室蘭運輸支局などによると、ジェイ・アール北海道バスが23日付、道南バスは24日付でそれぞれ申請した。現在2社で日高の路線バスを平日で1日約130便運行しており、苫小牧―えりも間の直通便新設など、沿線7町(日高町、平取町、新冠町、新ひだか町、浦河町、様似町、えりも町)と事業者で新たな交通体系について協議する。
10月27日にJR北が提出した廃止届では、鉄道事業廃止日を11月1日付としていたが今月8日に新ひだか町で実施した意見聴取でむかわ町と日高町、新冠町、新ひだか町、浦河町、様似町から廃止日を4月1日にしても問題ないとの回答を得た。その後、国土交通省から「廃止の日を2021年4月1日に繰り上げたとしても公衆の利便を阻害するおそれがないと認める」との通知を受けたという。
4月1日付の廃止には、同社が改めて鉄道事業廃止届を提出する必要があり、同社広報部は「年明け以降、提出する。

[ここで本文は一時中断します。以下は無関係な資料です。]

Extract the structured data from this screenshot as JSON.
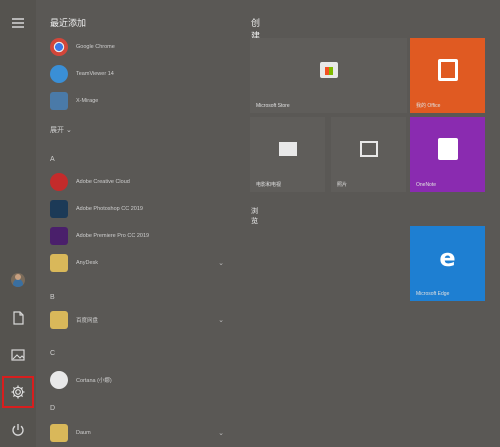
{
  "sidebar": {
    "menu_icon": "hamburger-icon",
    "items": [
      {
        "name": "user-avatar",
        "icon": "avatar"
      },
      {
        "name": "documents-button",
        "icon": "document-icon"
      },
      {
        "name": "pictures-button",
        "icon": "picture-icon"
      },
      {
        "name": "settings-button",
        "icon": "gear-icon",
        "highlighted": true
      },
      {
        "name": "power-button",
        "icon": "power-icon"
      }
    ],
    "highlight_color": "#d81e1e"
  },
  "app_list": {
    "recent_header": "最近添加",
    "recent": [
      {
        "label": "Google Chrome",
        "color": "#c9463d"
      },
      {
        "label": "TeamViewer 14",
        "color": "#3a8fd6"
      },
      {
        "label": "X-Mirage",
        "color": "#4a7aa8"
      }
    ],
    "expand_label": "展开 ⌄",
    "sections": [
      {
        "letter": "A",
        "apps": [
          {
            "label": "Adobe Creative Cloud",
            "color": "#c42b2b",
            "folder": false
          },
          {
            "label": "Adobe Photoshop CC 2019",
            "color": "#1c3a57",
            "folder": false
          },
          {
            "label": "Adobe Premiere Pro CC 2019",
            "color": "#4a1f6b",
            "folder": false
          },
          {
            "label": "AnyDesk",
            "color": "#d9b85a",
            "folder": true
          }
        ]
      },
      {
        "letter": "B",
        "apps": [
          {
            "label": "百度网盘",
            "color": "#d9b85a",
            "folder": true
          }
        ]
      },
      {
        "letter": "C",
        "apps": [
          {
            "label": "Cortana (小娜)",
            "color": "#e8e8e8",
            "folder": false
          }
        ]
      },
      {
        "letter": "D",
        "apps": [
          {
            "label": "Daum",
            "color": "#d9b85a",
            "folder": true
          }
        ]
      }
    ]
  },
  "tiles": {
    "group1_header": "创建",
    "group2_header": "浏览",
    "items": [
      {
        "name": "tile-microsoft-store",
        "label": "Microsoft Store",
        "color": "#5f5d5a"
      },
      {
        "name": "tile-office",
        "label": "我的 Office",
        "color": "#e05a22"
      },
      {
        "name": "tile-movies",
        "label": "电影和电视",
        "color": "#5f5d5a"
      },
      {
        "name": "tile-photos",
        "label": "照片",
        "color": "#5f5d5a"
      },
      {
        "name": "tile-onenote",
        "label": "OneNote",
        "color": "#8a2bb0"
      },
      {
        "name": "tile-edge",
        "label": "Microsoft Edge",
        "color": "#1e7fd2"
      }
    ]
  }
}
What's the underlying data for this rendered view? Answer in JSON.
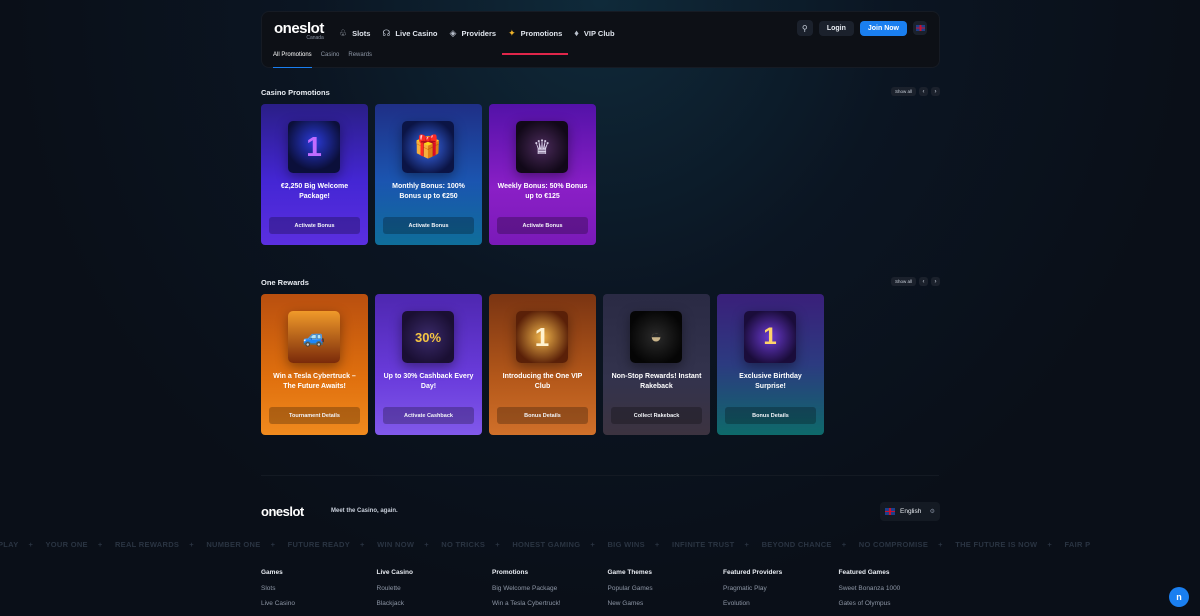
{
  "header": {
    "logo": "oneslot",
    "logo_sub": "Canada",
    "nav": [
      {
        "label": "Slots",
        "icon": "slots-icon"
      },
      {
        "label": "Live Casino",
        "icon": "headset-icon"
      },
      {
        "label": "Providers",
        "icon": "layers-icon"
      },
      {
        "label": "Promotions",
        "icon": "gift-icon"
      },
      {
        "label": "VIP Club",
        "icon": "diamond-icon"
      }
    ],
    "login": "Login",
    "join": "Join Now",
    "subnav": [
      "All Promotions",
      "Casino",
      "Rewards"
    ]
  },
  "casino_promos": {
    "title": "Casino Promotions",
    "show_all": "Show all",
    "cards": [
      {
        "title": "€2,250 Big Welcome Package!",
        "cta": "Activate Bonus"
      },
      {
        "title": "Monthly Bonus: 100% Bonus up to €250",
        "cta": "Activate Bonus"
      },
      {
        "title": "Weekly Bonus: 50% Bonus up to €125",
        "cta": "Activate Bonus"
      }
    ]
  },
  "one_rewards": {
    "title": "One Rewards",
    "show_all": "Show all",
    "cards": [
      {
        "title": "Win a Tesla Cybertruck – The Future Awaits!",
        "cta": "Tournament Details"
      },
      {
        "title": "Up to 30% Cashback Every Day!",
        "cta": "Activate Cashback"
      },
      {
        "title": "Introducing the One VIP Club",
        "cta": "Bonus Details"
      },
      {
        "title": "Non-Stop Rewards! Instant Rakeback",
        "cta": "Collect Rakeback"
      },
      {
        "title": "Exclusive Birthday Surprise!",
        "cta": "Bonus Details"
      }
    ]
  },
  "footer": {
    "logo": "oneslot",
    "tagline": "Meet the Casino, again.",
    "language": "English",
    "ticker": [
      "PLAY",
      "YOUR ONE",
      "REAL REWARDS",
      "NUMBER ONE",
      "FUTURE READY",
      "WIN NOW",
      "NO TRICKS",
      "HONEST GAMING",
      "BIG WINS",
      "INFINITE TRUST",
      "BEYOND CHANCE",
      "NO COMPROMISE",
      "THE FUTURE IS NOW",
      "FAIR P"
    ],
    "columns": [
      {
        "heading": "Games",
        "links": [
          "Slots",
          "Live Casino"
        ]
      },
      {
        "heading": "Live Casino",
        "links": [
          "Roulette",
          "Blackjack"
        ]
      },
      {
        "heading": "Promotions",
        "links": [
          "Big Welcome Package",
          "Win a Tesla Cybertruck!"
        ]
      },
      {
        "heading": "Game Themes",
        "links": [
          "Popular Games",
          "New Games"
        ]
      },
      {
        "heading": "Featured Providers",
        "links": [
          "Pragmatic Play",
          "Evolution"
        ]
      },
      {
        "heading": "Featured Games",
        "links": [
          "Sweet Bonanza 1000",
          "Gates of Olympus"
        ]
      }
    ]
  }
}
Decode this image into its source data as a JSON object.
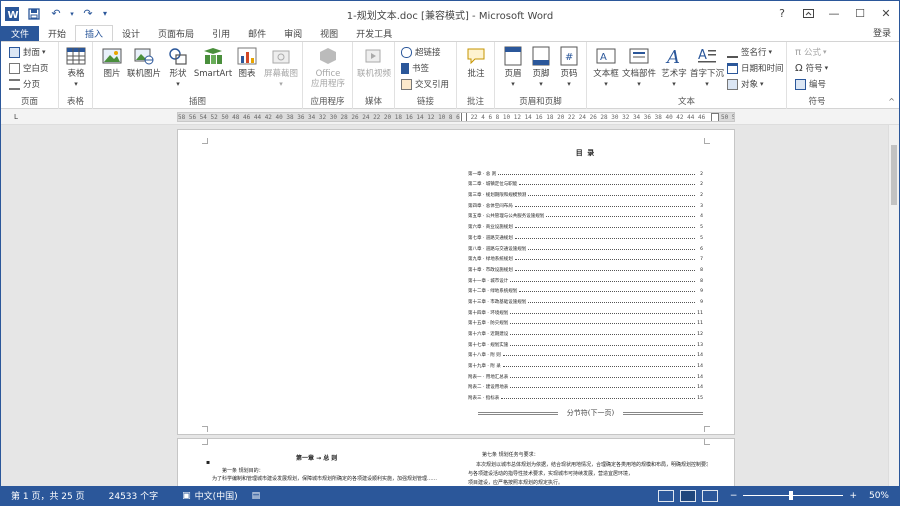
{
  "window": {
    "title": "1-规划文本.doc [兼容模式] - Microsoft Word",
    "controls": {
      "help": "?",
      "restore": "□",
      "minimize": "—",
      "maximize": "☐",
      "close": "✕"
    }
  },
  "tabs": [
    {
      "label": "文件"
    },
    {
      "label": "开始"
    },
    {
      "label": "插入"
    },
    {
      "label": "设计"
    },
    {
      "label": "页面布局"
    },
    {
      "label": "引用"
    },
    {
      "label": "邮件"
    },
    {
      "label": "审阅"
    },
    {
      "label": "视图"
    },
    {
      "label": "开发工具"
    }
  ],
  "active_tab": "插入",
  "login": "登录",
  "ribbon": {
    "pages": {
      "label": "页面",
      "cover": "封面",
      "blank": "空白页",
      "break": "分页"
    },
    "tables": {
      "label": "表格",
      "table": "表格"
    },
    "illustrations": {
      "label": "插图",
      "picture": "图片",
      "online_picture": "联机图片",
      "shapes": "形状",
      "smartart": "SmartArt",
      "chart": "图表",
      "screenshot": "屏幕截图"
    },
    "apps": {
      "label": "应用程序",
      "office_apps": "Office\n应用程序"
    },
    "media": {
      "label": "媒体",
      "online_video": "联机视频"
    },
    "links": {
      "label": "链接",
      "hyperlink": "超链接",
      "bookmark": "书签",
      "crossref": "交叉引用"
    },
    "comments": {
      "label": "批注",
      "comment": "批注"
    },
    "header_footer": {
      "label": "页眉和页脚",
      "header": "页眉",
      "footer": "页脚",
      "page_number": "页码"
    },
    "text": {
      "label": "文本",
      "textbox": "文本框",
      "quickparts": "文档部件",
      "wordart": "艺术字",
      "dropcap": "首字下沉",
      "signature": "签名行",
      "datetime": "日期和时间",
      "object": "对象"
    },
    "symbols": {
      "label": "符号",
      "equation": "公式",
      "symbol": "符号",
      "numbering": "编号"
    }
  },
  "ruler": {
    "numbers": "58 56 54 52 50 48 46 44 42 40 38 36 34 32 30 28 26 24 22 20 18 16 14 12 10 8 6 4 2",
    "numbers_right": "2 4 6 8 10 12 14 16 18 20 22 24 26 28 30 32 34 36 38 40 42 44 46",
    "numbers_end": "50 52 54"
  },
  "toc": {
    "title": "目  录",
    "entries": [
      {
        "title": "第一章 · 总  则",
        "page": "2"
      },
      {
        "title": "第二章 · 城镇定位与职能",
        "page": "2"
      },
      {
        "title": "第三章 · 规划期限和规模预测",
        "page": "2"
      },
      {
        "title": "第四章 · 总体空间布局",
        "page": "3"
      },
      {
        "title": "第五章 · 公共管理与公共服务设施规划",
        "page": "4"
      },
      {
        "title": "第六章 · 商业设施规划",
        "page": "5"
      },
      {
        "title": "第七章 · 道路交通规划",
        "page": "5"
      },
      {
        "title": "第八章 · 道路与交通设施规划",
        "page": "6"
      },
      {
        "title": "第九章 · 绿地系统规划",
        "page": "7"
      },
      {
        "title": "第十章 · 市政设施规划",
        "page": "8"
      },
      {
        "title": "第十一章 · 城市设计",
        "page": "8"
      },
      {
        "title": "第十二章 · 绿地系统规划",
        "page": "9"
      },
      {
        "title": "第十三章 · 市政基础设施规划",
        "page": "9"
      },
      {
        "title": "第十四章 · 环境规划",
        "page": "11"
      },
      {
        "title": "第十五章 · 防灾规划",
        "page": "11"
      },
      {
        "title": "第十六章 · 近期建设",
        "page": "12"
      },
      {
        "title": "第十七章 · 规划实施",
        "page": "13"
      },
      {
        "title": "第十八章 · 附  则",
        "page": "14"
      },
      {
        "title": "第十九章 · 附  录",
        "page": "14"
      },
      {
        "title": "附表一 · 用地汇总表",
        "page": "14"
      },
      {
        "title": "附表二 · 建设用地表",
        "page": "14"
      },
      {
        "title": "附表三 · 指标表",
        "page": "15"
      }
    ]
  },
  "section_break": "分节符(下一页)",
  "page2": {
    "chapter_title": "第一章 → 总  则",
    "article1": "第一条  规划目的：",
    "article1_text": "为了科学编制和管理城市建设发展规划，保障城市规划所确定的各项建设顺利实施，加强规划管理……",
    "article7": "第七条  规划任务与要求：",
    "article7_text": "本次规划以城市总体规划为依据，结合现状用地情况，合理确定各类用地的规模和布局，明确规划控制要求，",
    "article7_text2": "与各项建设活动的指导性技术要求，实现城市可持续发展，营造宜居环境，",
    "article7_text3": "项目建设，应严格按照本规划的规定执行。"
  },
  "status": {
    "page": "第 1 页，共 25 页",
    "words": "24533 个字",
    "lang": "中文(中国)",
    "zoom": "50%"
  }
}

鉄道事業廃止後、日高地域の持続的な交通体系の運営に協力していく」とコメントした。
日高町村会の坂下一幸会長(様似町長)は「われわれが協議してきた内容が認められた。これで終わりではなく、住民に利用される路線づくりが大事になる」と話した。
同区間は15年1月の高波被害で不通となって以降、駅などを結ぶ代行バスが運行している。